Attualmente c’è un crescente interesse scientifico sulla presenza di microplastiche negli esseri umani e sui loro effetti sul corpo umano. Dopo la recente identificazione nei fluidi umani, sono stati condotti studi in vitro e in vivo per analizzare i loro effetti avversi. Il rischio tossicologico dovuto all’esposizione umana è stato valutato utilizzando particelle di polistirene e polietilene come materiale di riferimento per microplastiche più complesse. “In quest’ottica, nel presente studio – dicono gli autori – abbiamo analizzato campioni di urina umana raccolti da sei volontari provenienti da diverse città del sud Italia. La microspettroscopia Raman ci ha permesso di rilevare, per la prima volta, la presenza di microplastiche in quattro campioni su sei. Si tratta di uno studio preliminare per comprendere l’evoluzione delle microplastiche dopo il processo di assunzione nel corpo umano e il loro possibile accumulo”.
I PARTECIPANTI
I partecipanti reclutati erano studenti delle scuole superiori e universitari di età compresa tra 16 e 35 anni, residenti da almeno 5 anni nelle aree considerate. La selezione si è basata su dati demografici e variabili dello stile di vita, dieta occidentale. Uno studio precedente ha analizzato la possibilità dell’assorbimento di MP nel flusso sanguigno. Grazie alle tecniche di fluorescenza la presenza di queste microparticelle è stata identificata sia nel sangue che nelle urine dopo l’iniezione, sonda gastrica e perfusione polmonare. Uno studio condotto su cavie aveva già fornito la prova che le MP possono essere assorbite ed escrete attraverso l’urina dopo 4 ore dall’iniezione. In questo caso c’è la prova per la prima volta delle loro presenza anche nell’uomo a causa dell’esposizione ambientale.
L’EMUNTORIO RENALE
L’escrezione renale potrebbe essere una possibile via attraverso la quale eliminare le MP, anche se è noto che la barriera di filtrazione glomerulare consente il trasporto solo di particelle con dimensioni di circa 10 nm. D’altra parte è possibile che le MP passino attraverso il sistema dei tubuli renali: il meccanismo potrebbe essere correlato all’esocitosi e all’endocitosi in prossimità delle cellule epiteliali tubulari dopo aver lasciato il glomerulo attraverso l’arteria efferente ed essere entrati nel capillari peritubulari, prima dell’escrezione nelle urine.

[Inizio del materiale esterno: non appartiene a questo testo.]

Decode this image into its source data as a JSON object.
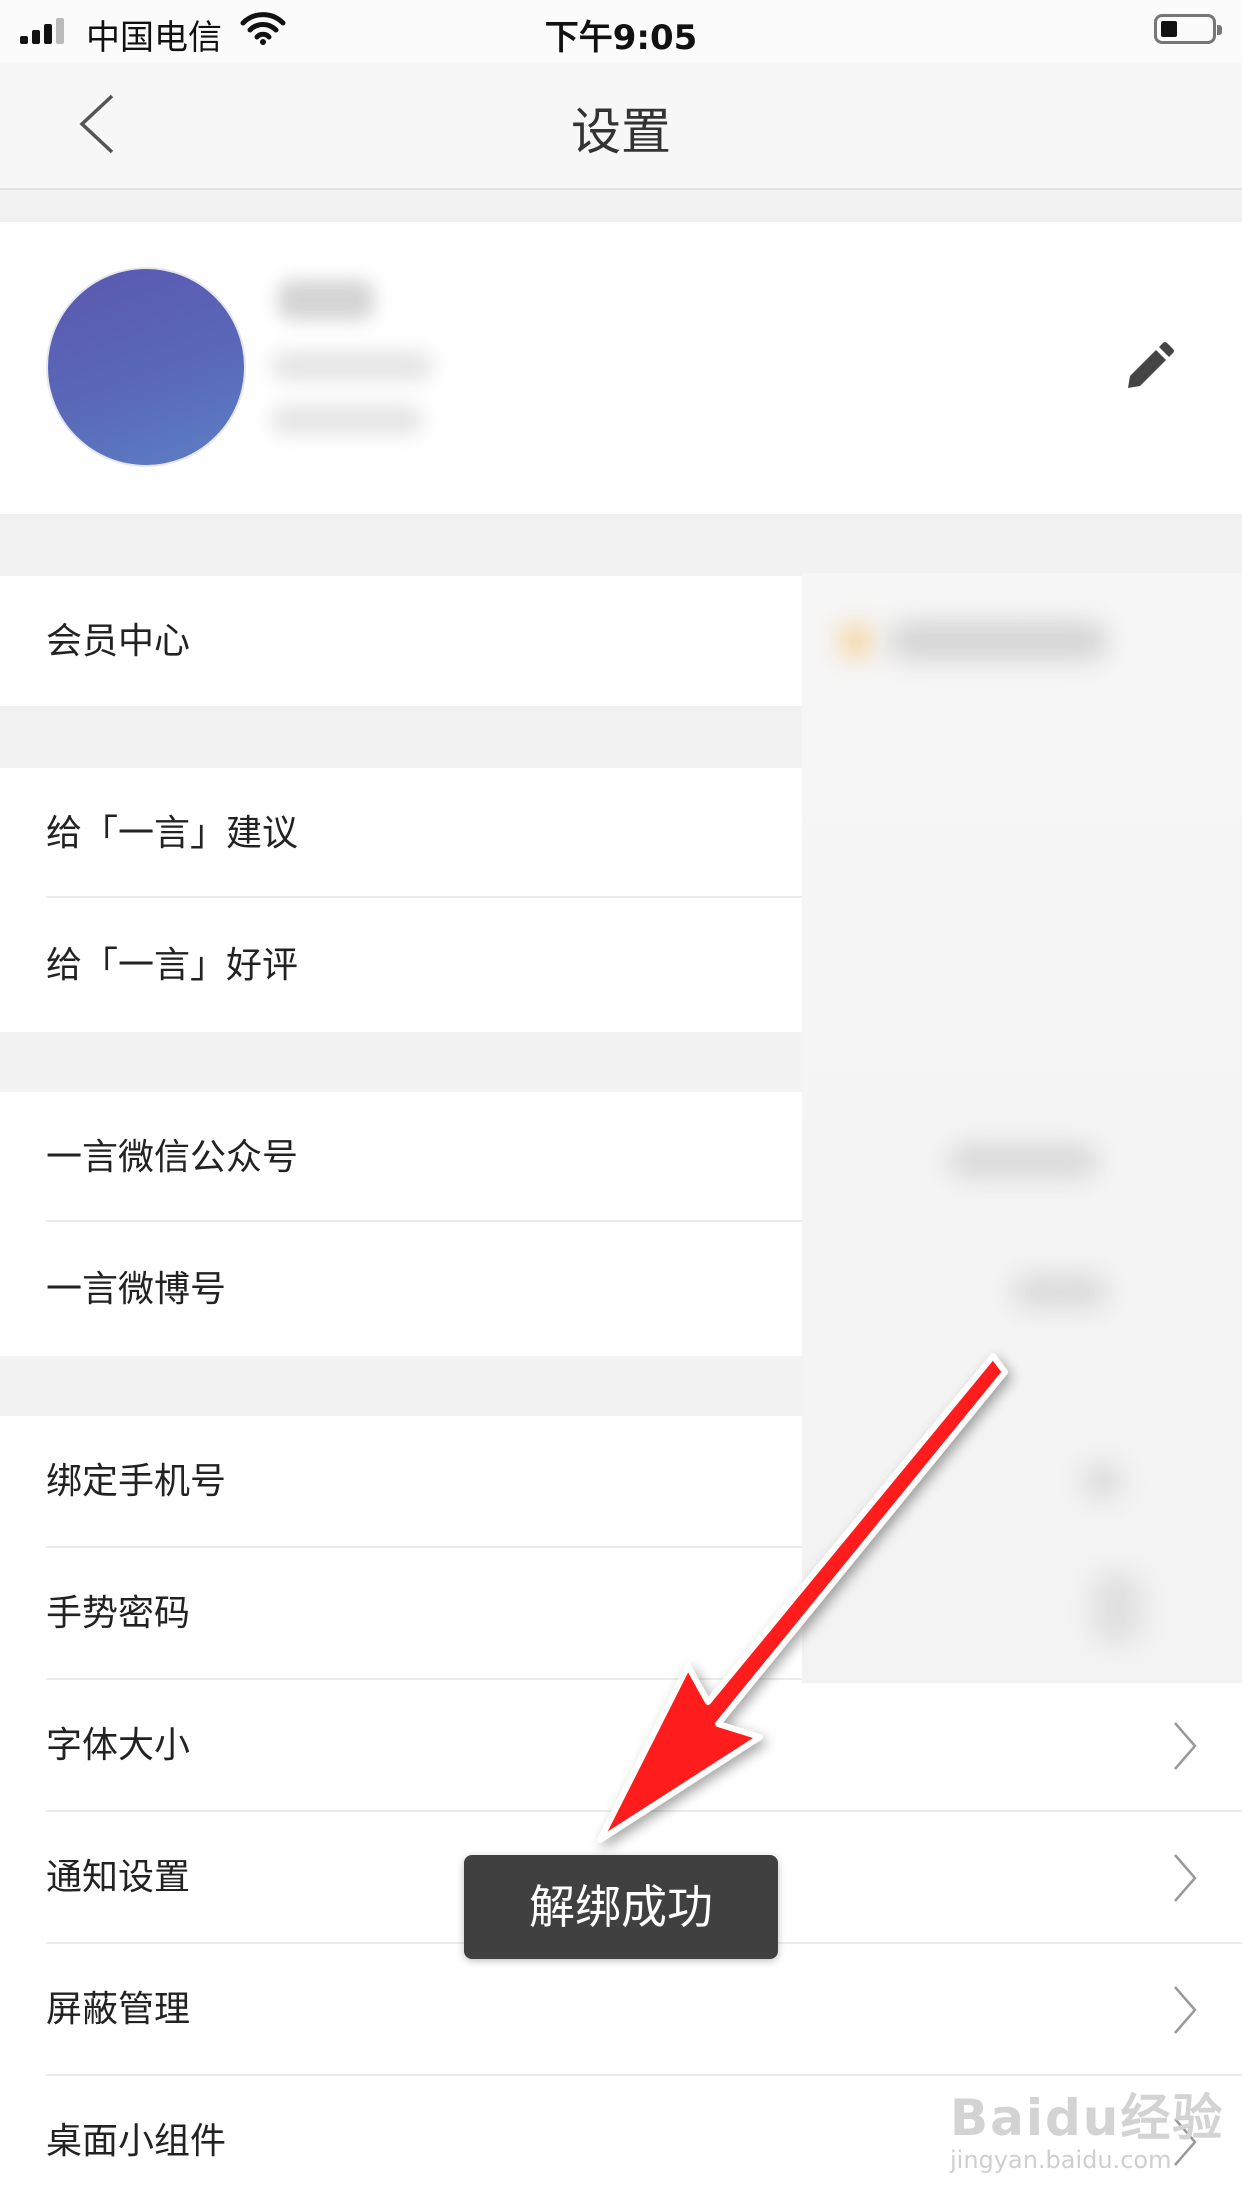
{
  "status_bar": {
    "carrier": "中国电信",
    "time": "下午9:05"
  },
  "nav": {
    "title": "设置",
    "back_icon": "chevron-left-icon"
  },
  "profile": {
    "edit_icon": "pencil-icon",
    "avatar_colors": [
      "#5a58b0",
      "#5c80c6"
    ]
  },
  "settings": {
    "member_center": "会员中心",
    "feedback": "给「一言」建议",
    "rate": "给「一言」好评",
    "wechat": "一言微信公众号",
    "weibo": "一言微博号",
    "bind_phone": "绑定手机号",
    "gesture_password": "手势密码",
    "font_size": "字体大小",
    "notification": "通知设置",
    "block": "屏蔽管理",
    "widget": "桌面小组件"
  },
  "toast": {
    "message": "解绑成功"
  },
  "annotation": {
    "arrow_color": "#ff1a1a"
  },
  "watermark": {
    "brand": "Baidu经验",
    "url": "jingyan.baidu.com"
  }
}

Tutte acquisizioni che devono spingere la comunità scientifica internazionale a un uso più responsabile della plastica e alla raccolta e riciclo di queste sostanze capaci di inquinare permanentemente tutte le matrici ambientali entrando negli organismi viventi con un loro possibile ruolo nello sviluppo di malattie degenerative.